In Nairobi, the revised maximum retail prices now stand at KSh 214.25 for Super Petrol, KSh 242.92 for Diesel, and KSh 152.78 for Kerosene.
Compared to the previous pricing cycle, this reflects a notable upward adjustment, particularly in diesel, which is widely used in transport, manufacturing, and agricultural operations.
Legal Framework and Pricing Formula
EPRA stated that the price adjustments were calculated in line with existing legislation, including provisions under the Petroleum Act 2019 and relevant legal notices governing fuel taxation and retail pricing structures.
The final pump prices also incorporate statutory taxes such as Value Added Tax (VAT) and other levies as defined under current fiscal regulations.
The authority emphasized that the pricing mechanism is designed to reflect changes in international crude oil prices, import costs, and exchange rate fluctuations while maintaining regulatory oversight.

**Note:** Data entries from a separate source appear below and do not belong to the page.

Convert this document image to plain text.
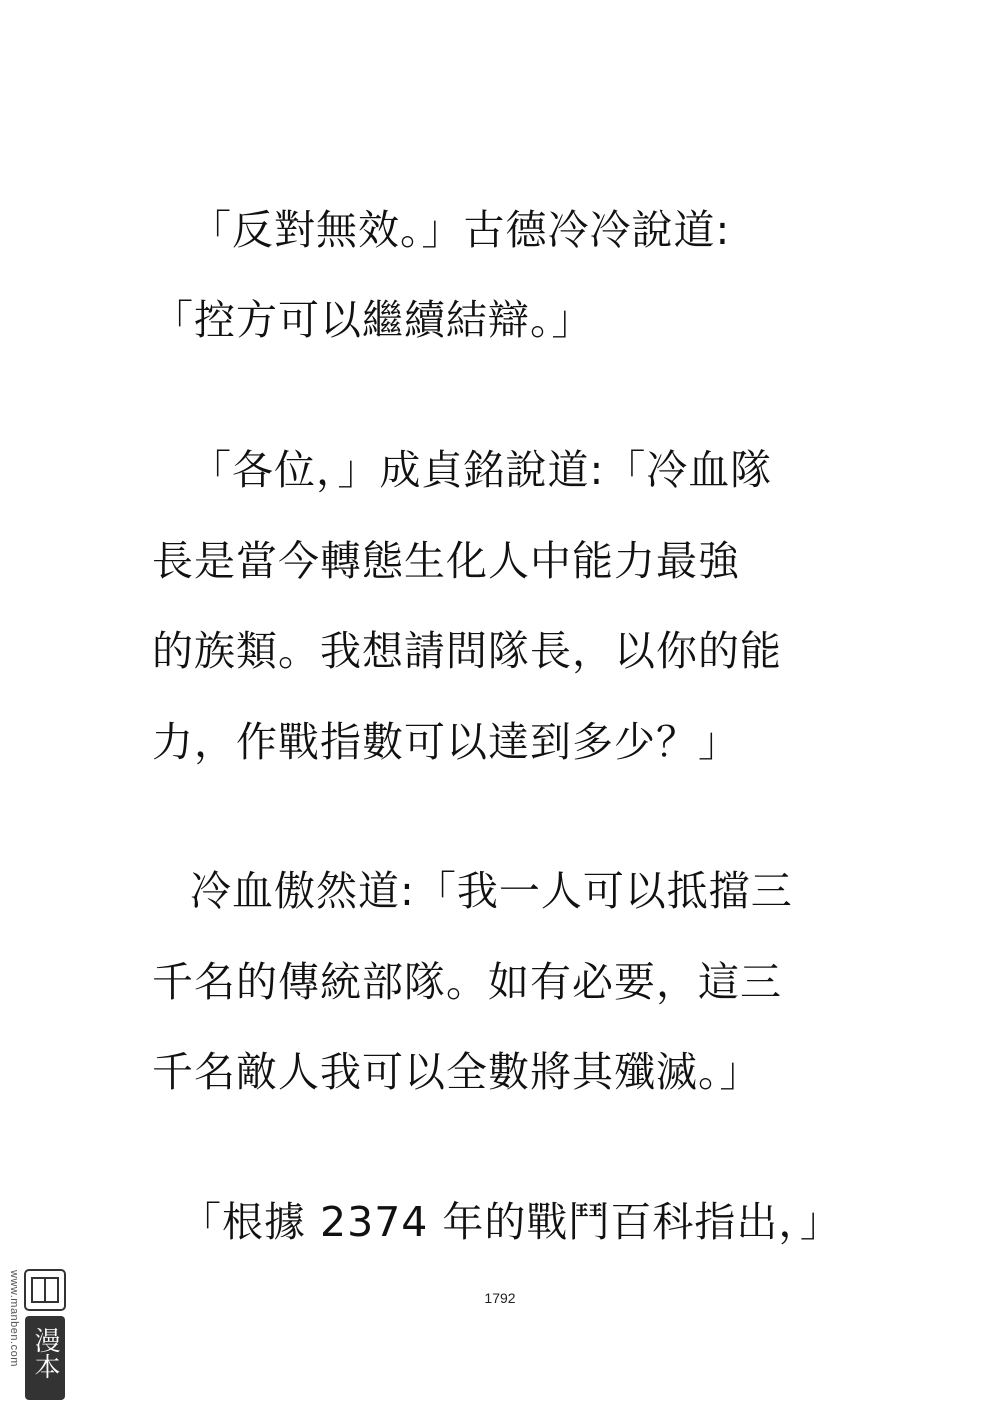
「反對無效。」古德冷冷說道:
「控方可以繼續結辯。」
「各位，」成貞銘說道:「冷血隊
長是當今轉態生化人中能力最強
的族類。我想請問隊長，以你的能
力，作戰指數可以達到多少？」
冷血傲然道:「我一人可以抵擋三
千名的傳統部隊。如有必要，這三
千名敵人我可以全數將其殲滅。」
「根據 2374 年的戰鬥百科指出，」
1792
www.manben.com 漫本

Role of Subsidies and the Petroleum Development Levy Fund
Government officials indicated that the revised prices could have been higher in the absence of ongoing subsidy interventions.

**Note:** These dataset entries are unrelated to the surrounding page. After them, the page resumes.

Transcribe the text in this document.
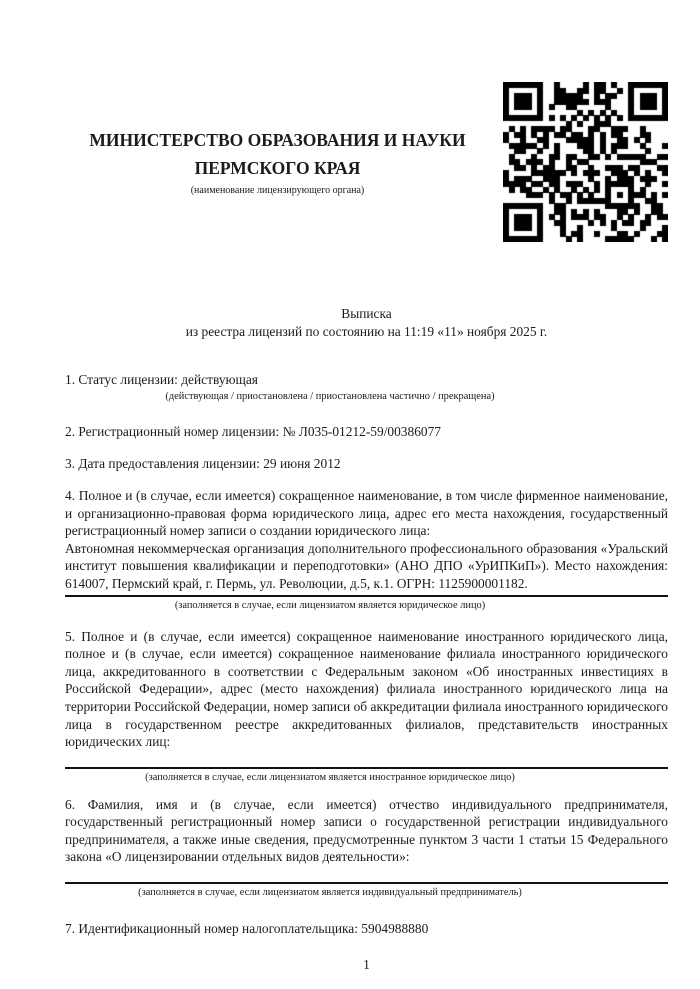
МИНИСТЕРСТВО ОБРАЗОВАНИЯ И НАУКИ
ПЕРМСКОГО КРАЯ
(наименование лицензирующего органа)
Выписка
из реестра лицензий по состоянию на 11:19 «11» ноября 2025 г.
1. Статус лицензии: действующая
(действующая / приостановлена / приостановлена частично / прекращена)
2. Регистрационный номер лицензии: № Л035-01212-59/00386077
3. Дата предоставления лицензии: 29 июня 2012
4. Полное и (в случае, если имеется) сокращенное наименование, в том числе фирменное наименование, и организационно-правовая форма юридического лица, адрес его места нахождения, государственный регистрационный номер записи о создании юридического лица:
Автономная некоммерческая организация дополнительного профессионального образования «Уральский институт повышения квалификации и переподготовки» (АНО ДПО «УрИПКиП»). Место нахождения: 614007, Пермский край, г. Пермь, ул. Революции, д.5, к.1. ОГРН: 1125900001182.
(заполняется в случае, если лицензиатом является юридическое лицо)
5. Полное и (в случае, если имеется) сокращенное наименование иностранного юридического лица, полное и (в случае, если имеется) сокращенное наименование филиала иностранного юридического лица, аккредитованного в соответствии с Федеральным законом «Об иностранных инвестициях в Российской Федерации», адрес (место нахождения) филиала иностранного юридического лица на территории Российской Федерации, номер записи об аккредитации филиала иностранного юридического лица в государственном реестре аккредитованных филиалов, представительств иностранных юридических лиц:
(заполняется в случае, если лицензиатом является иностранное юридическое лицо)
6. Фамилия, имя и (в случае, если имеется) отчество индивидуального предпринимателя, государственный регистрационный номер записи о государственной регистрации индивидуального предпринимателя, а также иные сведения, предусмотренные пунктом 3 части 1 статьи 15 Федерального закона «О лицензировании отдельных видов деятельности»:
(заполняется в случае, если лицензиатом является индивидуальный предприниматель)
7. Идентификационный номер налогоплательщика: 5904988880
1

Approximately KSh 5 billion from the Petroleum Development Levy (PDL) Fund has been applied to cushion consumers, particularly in diesel and kerosene segments, during this pricing cycle.
The subsidy mechanism is intended to reduce the immediate impact of global oil price volatility on domestic consumers, especially households and businesses dependent on fuel for essential services.
However, analysts note that sustained pressure on global oil markets could continue to influence future pricing cycles.
Economic Impact and Market Outlook
Market observers have warned that the increase in diesel prices may have broader implications for transport costs, manufacturing input expenses, and general commodity pricing in the coming weeks.
Fuel price adjustments often have a ripple effect across multiple sectors of the economy due to Kenya’s reliance on road transport for goods distribution.
Economists suggest that monitoring global crude oil trends, exchange rate movements, and regional supply dynamics will remain important in assessing future price stability.
Conclusion: Rising Energy Costs and Economic Pressure
The latest EPRA review highlights ongoing volatility in global energy markets and its direct impact on domestic fuel pricing.
While subsidy interventions have helped moderate the increase, the upward adjustment in diesel and petrol prices is expected to contribute to higher operating costs across key sectors of the economy.
As the current pricing cycle takes effect, attention will remain on international oil trends and government policy responses aimed at stabilizing energy costs.